Do we plunge into an opening from the point of view of one of the terrified, fleeing humans? No: we are introduced to the story from the point of view of one of the parasites, from her vantage point lodged inside a human mind and body. Is she mean, cold, nasty, superior? Not so much – in a way she's even rather innocent. And she's in trouble.

She's in a rather unique kind of trouble, at that. When a parasite takes over a human brain, it's supposed to totally dominate it, and therefore be untroubled by the former owner's thoughts and feelings. They are just squashed out of existence.

However, her adaptation to her host hasn't 'taken' as well as it should have. Thoughts and emotions from the girl who once owned her (no dents, refurbished, one lady owner) body, keep breaking through and troubling her to an increasing degree. Not least because they are in great part feelings of love and longing for her lover, now a free rebel and escapee from the alien invasion.

Eventually, the maddening feelings force her to actually seek out her lover, and her co-owner's other friends and family. But in doing so, she puts both herself and them at risk. They know their former friend's body was taken over: will they even let her live, as an alien attacker? Can she herself accept her shifting and divided loyalties? Will they ever trust her – and even if they do, can she ever truly be one of them?
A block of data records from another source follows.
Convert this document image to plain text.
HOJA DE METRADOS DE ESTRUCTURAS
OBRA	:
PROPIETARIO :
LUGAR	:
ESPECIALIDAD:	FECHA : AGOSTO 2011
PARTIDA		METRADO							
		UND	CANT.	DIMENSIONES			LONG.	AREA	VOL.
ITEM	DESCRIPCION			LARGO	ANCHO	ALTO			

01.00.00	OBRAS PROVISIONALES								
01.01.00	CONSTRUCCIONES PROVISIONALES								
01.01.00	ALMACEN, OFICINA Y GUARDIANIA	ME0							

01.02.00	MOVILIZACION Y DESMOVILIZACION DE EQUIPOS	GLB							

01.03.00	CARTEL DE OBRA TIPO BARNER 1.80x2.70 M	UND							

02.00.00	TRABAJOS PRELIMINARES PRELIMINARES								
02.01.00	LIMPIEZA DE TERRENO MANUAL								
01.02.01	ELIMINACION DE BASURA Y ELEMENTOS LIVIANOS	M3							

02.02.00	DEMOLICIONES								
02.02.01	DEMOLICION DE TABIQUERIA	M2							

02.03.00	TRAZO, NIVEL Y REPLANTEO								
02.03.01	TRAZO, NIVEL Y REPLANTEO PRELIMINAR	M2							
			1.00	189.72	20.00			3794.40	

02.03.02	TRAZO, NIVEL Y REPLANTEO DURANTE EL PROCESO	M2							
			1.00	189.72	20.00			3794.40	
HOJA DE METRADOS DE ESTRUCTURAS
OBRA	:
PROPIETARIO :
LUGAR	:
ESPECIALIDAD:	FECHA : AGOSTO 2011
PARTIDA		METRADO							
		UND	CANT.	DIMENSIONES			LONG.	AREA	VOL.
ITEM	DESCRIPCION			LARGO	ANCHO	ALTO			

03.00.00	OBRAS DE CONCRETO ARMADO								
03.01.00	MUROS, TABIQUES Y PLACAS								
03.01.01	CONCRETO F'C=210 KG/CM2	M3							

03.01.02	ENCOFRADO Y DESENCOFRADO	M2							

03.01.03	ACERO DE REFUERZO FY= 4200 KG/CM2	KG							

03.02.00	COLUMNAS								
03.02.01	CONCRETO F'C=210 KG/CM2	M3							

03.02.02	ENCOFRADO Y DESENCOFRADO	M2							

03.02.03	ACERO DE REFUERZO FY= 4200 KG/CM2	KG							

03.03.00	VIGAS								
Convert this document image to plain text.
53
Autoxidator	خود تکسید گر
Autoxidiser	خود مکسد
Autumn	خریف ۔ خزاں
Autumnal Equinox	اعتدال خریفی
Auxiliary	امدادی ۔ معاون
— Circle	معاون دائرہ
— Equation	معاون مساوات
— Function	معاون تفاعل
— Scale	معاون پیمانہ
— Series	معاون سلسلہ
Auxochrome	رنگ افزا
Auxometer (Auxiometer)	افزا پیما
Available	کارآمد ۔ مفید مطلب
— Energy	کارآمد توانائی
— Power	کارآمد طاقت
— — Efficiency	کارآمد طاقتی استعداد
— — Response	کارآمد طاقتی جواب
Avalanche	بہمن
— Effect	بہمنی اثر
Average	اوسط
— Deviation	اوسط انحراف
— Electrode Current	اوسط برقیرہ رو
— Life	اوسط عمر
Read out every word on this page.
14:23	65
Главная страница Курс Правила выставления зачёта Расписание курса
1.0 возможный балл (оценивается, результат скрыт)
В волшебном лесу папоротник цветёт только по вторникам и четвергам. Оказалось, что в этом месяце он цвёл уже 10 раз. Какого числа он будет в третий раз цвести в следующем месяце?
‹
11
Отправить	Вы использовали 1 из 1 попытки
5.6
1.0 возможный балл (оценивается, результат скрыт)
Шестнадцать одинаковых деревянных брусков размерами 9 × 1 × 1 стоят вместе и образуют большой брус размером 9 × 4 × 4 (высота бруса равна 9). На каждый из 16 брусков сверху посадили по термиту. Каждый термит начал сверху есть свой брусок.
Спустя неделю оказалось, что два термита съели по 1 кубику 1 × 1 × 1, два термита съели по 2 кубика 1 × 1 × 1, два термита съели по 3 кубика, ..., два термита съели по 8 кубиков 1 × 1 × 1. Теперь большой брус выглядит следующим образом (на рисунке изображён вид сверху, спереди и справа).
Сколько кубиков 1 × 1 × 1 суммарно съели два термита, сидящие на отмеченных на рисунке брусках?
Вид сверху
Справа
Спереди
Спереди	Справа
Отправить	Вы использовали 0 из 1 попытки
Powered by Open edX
No matter what you read of Meyer – and everyone has an opinion – the writing here is terrific. (Ignore those who tell you otherwise – these are people who think J.K. Rowling can write and tell funny jokes.) And this book will suck you in and hold you close right up to the very last page. (And are there hints of a The Host by Stephenie Meyer movie? May well be...) Even if you're embarrassed to be seen reading a book by the author of Twilight – get yourself a phony book jacket and read it anyway. Are you going to be a literary snob, or are you going to be a passionate enthusiast having a divine literary experience in popular culture? You decide.